Palin's comments followed those of the conservative radio host Rush Limbaugh, who assailed the Romney team on Thursday for organizing a "coordinated attack" against Gingrich. Referring to the attempt to decouple Gingrich from Reagan, Limbaugh said: "That kind of stuff is why people hate Romney so much."

Trailing Romney in some polls in Florida, Gingrich is broadcasting a pair of tough advertisements here against him while also preparing for a long campaign that he hopes will be reinvigorated when the race reopens in Nevada, which holds its caucuses on Saturday.
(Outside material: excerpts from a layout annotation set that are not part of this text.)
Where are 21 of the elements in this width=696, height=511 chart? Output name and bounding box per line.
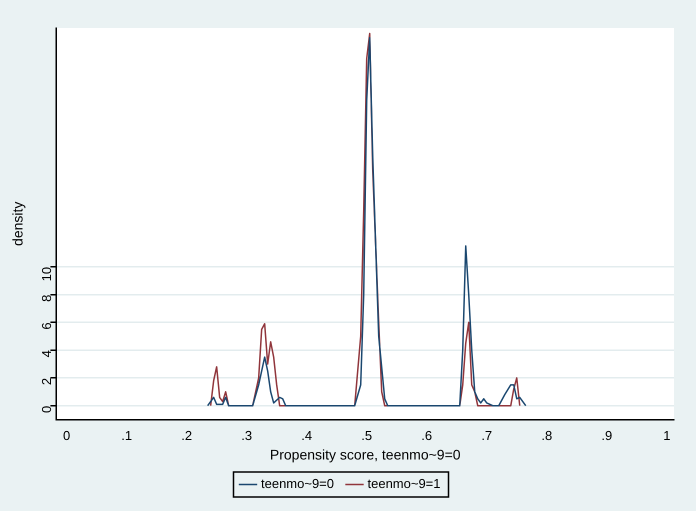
y-tick-label: 0	[38, 406, 54, 413]
y-tick-label: 6	[38, 322, 54, 330]
y-tick-label: 10	[38, 266, 54, 282]
y-tick-label: 4	[38, 350, 54, 358]
x-tick-label: .4	[301, 428, 312, 443]
x-tick-label: .6	[421, 428, 432, 443]
y-tick-label: 2	[38, 378, 54, 386]
x-tick-label: 1	[663, 428, 670, 443]
x-axis-title: Propensity score, teenmo~9=0	[270, 446, 461, 462]
y-axis-title: density	[9, 202, 26, 246]
x-tick-label: .8	[541, 428, 552, 443]
y-tick-label: 8	[38, 294, 54, 302]
legend-label: teenmo~9=0	[260, 476, 334, 492]
x-tick-label: 0	[62, 428, 70, 443]
x-tick-label: .1	[121, 428, 132, 443]
x-tick-label: .5	[361, 428, 372, 443]
legend-label: teenmo~9=1	[368, 476, 441, 492]
x-tick-label: .3	[241, 428, 252, 443]
x-tick-label: .9	[601, 428, 612, 443]
x-tick-label: .2	[181, 428, 192, 443]
x-tick-label: .7	[481, 428, 492, 443]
"I fully expect the next couple of weeks to get wild and woolly," Gingrich said Friday night, according to The Palm Beach Daily News. He spoke at a private fundraiser at the home of Gay Gaines, a longtime friend and former chairman of GOPAC, a fundraising organization that recruited and trained local Republican candidates for higher office.

At a rally on a golf course here under a brilliant warm sun on Saturday, Gingrich said he was "very proud to run on a Reagan-Gingrich record," drawing enthusiastic applause from a crowd of about 150 people standing around in shorts and flip-flops.

Gingrich has not projected the kind of confidence he did before the South Carolina primary last week, when he swept to an unexpected victory.

He said Saturday that he would "do well" in Florida, and without predicting that he would win here, he told the crowd: "If we win Florida, I will be the nominee."

At a rally for Romney on Saturday in Pensacola, the crowd that greeted him, stretching from dock to dock and leaning over the balconies at the Fish House, was treated to several cameos before an energetic and sunny candidate took the stage.